Crystal data of 4f: C₁₆H₂₁N₅O₃ C₃H₇OH, M = 364.44, triclinic, space group P1, a = 9.0739(3), b = 9.5028(3), c = 14.0775(4) Å, α = 78.537(2), β = 71.537(2), γ = 65.896(2)°, V = 1047.61(6) ų, Z = 2, D_calc = 1.241 gcm⁻³, F(000) = 420, μ (CuKα) = 0.727 mm⁻¹, T = 142 K, 6787 measured reflections (θ range 5.12–66.58°), 3265 unique reflections (R_int = 0.0388) final R = 0.0576, wR = 0.1772, S = 1.063 for 2336 reflections with I > 2σ(I).

3.4. Molecular Modelling

The X-ray structure of cytochrome P450 14-α-sterol demethylase from Mycobacterium tuberculosis in complex with fluconazole (PDB ID: 1EA1) [20] was used as a template. Sequence alignment was performed with Muscle software [29]. Homology modelling was carried out using Modeller v.9.14 [30]. A hundred homology models of cytochrome P450 14-α-sterol demethylase from Candida albicans in complex with fluconazole were generated, and subsequently assessed by Modeller objective function and Discrete Optimized Protein Energy profiles [31]. The best model was subjected to quality assessments using the Schrödinger software suite [32] tool for Ramachandran plots. Chimera software v. 1.5.3 [33] was used for visualization of results.

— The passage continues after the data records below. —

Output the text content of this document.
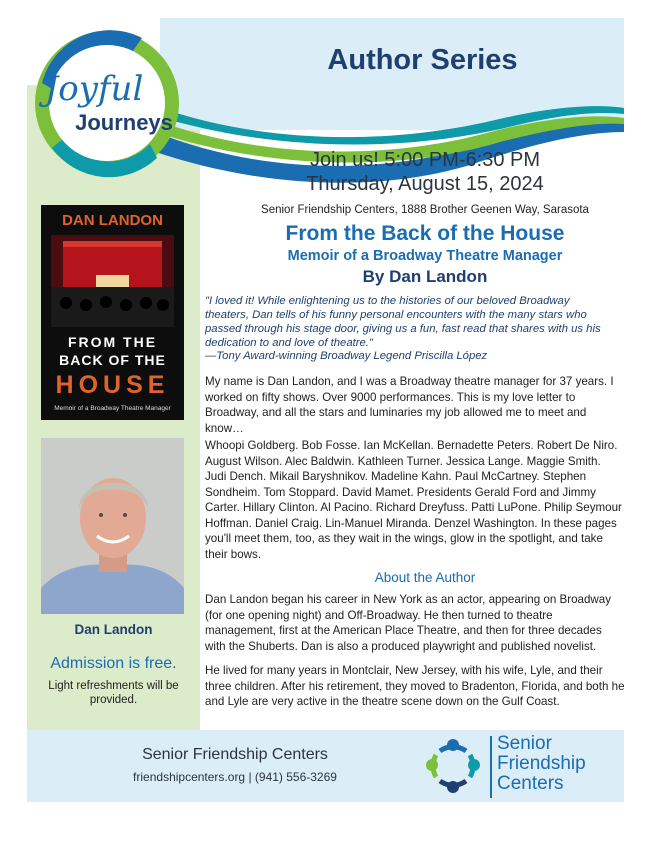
Joyful
Journeys
Author Series
Join us! 5:00 PM-6:30 PM
Thursday, August 15, 2024
Senior Friendship Centers, 1888 Brother Geenen Way, Sarasota
From the Back of the House
Memoir of a Broadway Theatre Manager
By Dan Landon
"I loved it! While enlightening us to the histories of our beloved Broadway theaters, Dan tells of his funny personal encounters with the many stars who passed through his stage door, giving us a fun, fast read that shares with us his dedication to and love of theatre."
—Tony Award-winning Broadway Legend Priscilla López
My name is Dan Landon, and I was a Broadway theatre manager for 37 years. I worked on fifty shows. Over 9000 performances. This is my love letter to Broadway, and all the stars and luminaries my job allowed me to meet and know…
Whoopi Goldberg. Bob Fosse. Ian McKellan. Bernadette Peters. Robert De Niro. August Wilson. Alec Baldwin. Kathleen Turner. Jessica Lange. Maggie Smith. Judi Dench. Mikail Baryshnikov. Madeline Kahn. Paul McCartney. Stephen Sondheim. Tom Stoppard. David Mamet. Presidents Gerald Ford and Jimmy Carter. Hillary Clinton. Al Pacino. Richard Dreyfuss. Patti LuPone. Philip Seymour Hoffman. Daniel Craig. Lin-Manuel Miranda. Denzel Washington. In these pages you'll meet them, too, as they wait in the wings, glow in the spotlight, and take their bows.
About the Author
Dan Landon began his career in New York as an actor, appearing on Broadway (for one opening night) and Off-Broadway. He then turned to theatre management, first at the American Place Theatre, and then for three decades with the Shuberts. Dan is also a produced playwright and published novelist.
He lived for many years in Montclair, New Jersey, with his wife, Lyle, and their three children. After his retirement, they moved to Bradenton, Florida, and both he and Lyle are very active in the theatre scene down on the Gulf Coast.
DAN LANDON
FROM THE
BACK OF THE
HOUSE
Memoir of a Broadway Theatre Manager
Dan Landon
Admission is free.
Light refreshments will be provided.
Senior Friendship Centers
friendshipcenters.org | (941) 556-3269
Senior
Friendship
Centers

Molecular docking was performed using Glide from the Schrödinger software suite [32]. The grid file was generated indicating fluconazole as a reference ligand. The structure of 4a was modelled using LigPrep protocol from Schrödinger software suite. Crystal structure of 4f was used as input ligand conformation. Molecular docking of compound 4a and 4f was performed using the SP (standard precision) protocol of Glide. 50 poses were generated for the ligand. PyMol v. 0.99 [34] was used for visualization of results.

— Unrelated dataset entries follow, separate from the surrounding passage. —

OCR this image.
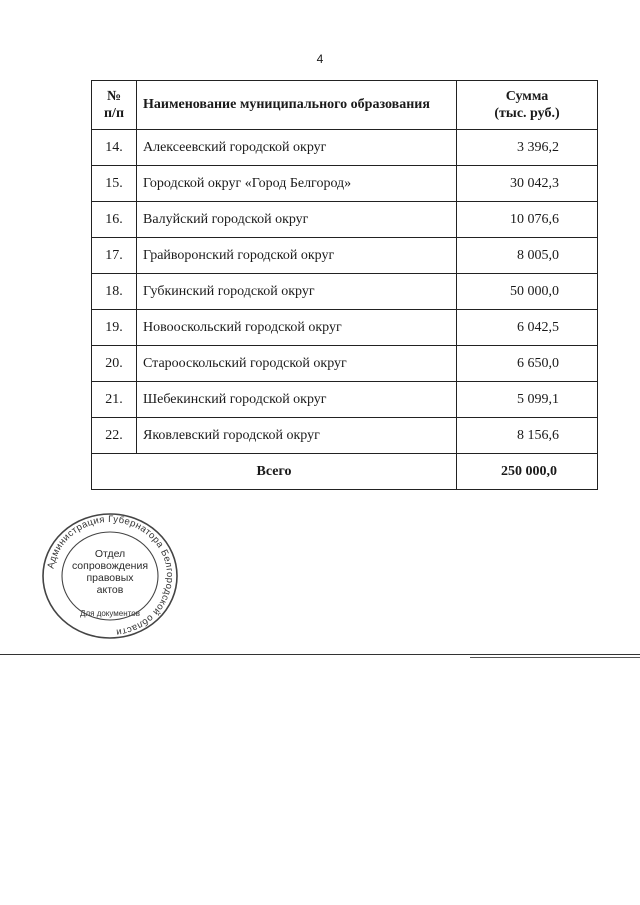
4
№
п/п	Наименование муниципального образования	Сумма
(тыс. руб.)
14.	Алексеевский городской округ	3 396,2
15.	Городской округ «Город Белгород»	30 042,3
16.	Валуйский городской округ	10 076,6
17.	Грайворонский городской округ	8 005,0
18.	Губкинский городской округ	50 000,0
19.	Новооскольский городской округ	6 042,5
20.	Старооскольский городской округ	6 650,0
21.	Шебекинский городской округ	5 099,1
22.	Яковлевский городской округ	8 156,6
Всего		250 000,0
Администрация Губернатора Белгородской области
Отдел
сопровождения
правовых
актов
Для документов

Molecular dynamics studies of the ligand-receptor complex was performed using Desmond v. 3.0.3.1 [35]. The complex was hydrated and ions were added to neutralize protein charges and then to the concentration of 0.15 M NaCl. The complex was minimized and subjected to MD first in the NVT ensemble for 1 ns and then in NPT ensemble for 20 ns with the restrictions on the protein backbone in each case. The production run was performed in NPT ensemble with no restrictions for 100 ns. Analysis of molecular dynamics simulations was performed with the Schrödinger software suite tools [32].

4. Conclusions

Six novel imidazoline derivatives were successfully synthesized and examined for their antifungal activity. All compounds showed no activity in tested assays except compound 4f which exhibited strain-depending activity against C. albicans.

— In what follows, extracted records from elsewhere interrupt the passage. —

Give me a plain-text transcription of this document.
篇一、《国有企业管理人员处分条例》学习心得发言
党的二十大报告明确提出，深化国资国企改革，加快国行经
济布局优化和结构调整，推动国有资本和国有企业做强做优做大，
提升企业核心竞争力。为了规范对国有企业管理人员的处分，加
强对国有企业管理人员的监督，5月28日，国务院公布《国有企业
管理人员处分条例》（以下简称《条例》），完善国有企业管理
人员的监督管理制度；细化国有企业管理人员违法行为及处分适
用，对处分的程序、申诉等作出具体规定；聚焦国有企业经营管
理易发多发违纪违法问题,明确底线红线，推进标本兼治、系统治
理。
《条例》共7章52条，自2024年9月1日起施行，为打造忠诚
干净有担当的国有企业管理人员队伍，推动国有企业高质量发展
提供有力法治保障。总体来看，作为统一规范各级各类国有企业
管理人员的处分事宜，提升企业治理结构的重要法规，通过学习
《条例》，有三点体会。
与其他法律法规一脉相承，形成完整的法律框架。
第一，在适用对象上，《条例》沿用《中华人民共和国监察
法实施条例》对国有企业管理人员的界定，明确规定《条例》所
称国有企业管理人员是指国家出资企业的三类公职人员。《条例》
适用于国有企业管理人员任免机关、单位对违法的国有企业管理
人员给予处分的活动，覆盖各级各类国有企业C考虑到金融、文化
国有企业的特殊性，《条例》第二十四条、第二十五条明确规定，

The Candida fungi, mainly C. albicans, can be opportunistic etiological factors of invasive or non-invasive infections. These yeasts pose the greatest threat especially in immunocompromised and/or hospitalized patients with serious underlying diseases. The search for new compounds active against opportunistic fungi is important because agents available today are characterized by their high toxicity, many side effects, undesired drug interactions, limited routes of administration and very varied activity.

Compound 4f with antifungal activity against Candida spp. therefore possesses potential for further optimization especially since it constitutes a novel structure. Molecular modelling suggested a similar mode of action to that of fluconazole. It can be envisioned that by replacing the saturated imidazoline ring with aromatic imidazole activity could be enhanced. Furthermore the presence of the cyclohexyl substituent is likely to be the key element for the antifungal activity of this compound, as compounds without the cyclohexyl functionality were inactive. Any further modification would need to take into account fact that the majority of amino acids in the binding site are non-polar. This suggests incorporating structural features that lack possibility to form hydrogen bonds.

Sample Availability: Samples of the compound 4f are available from the authors.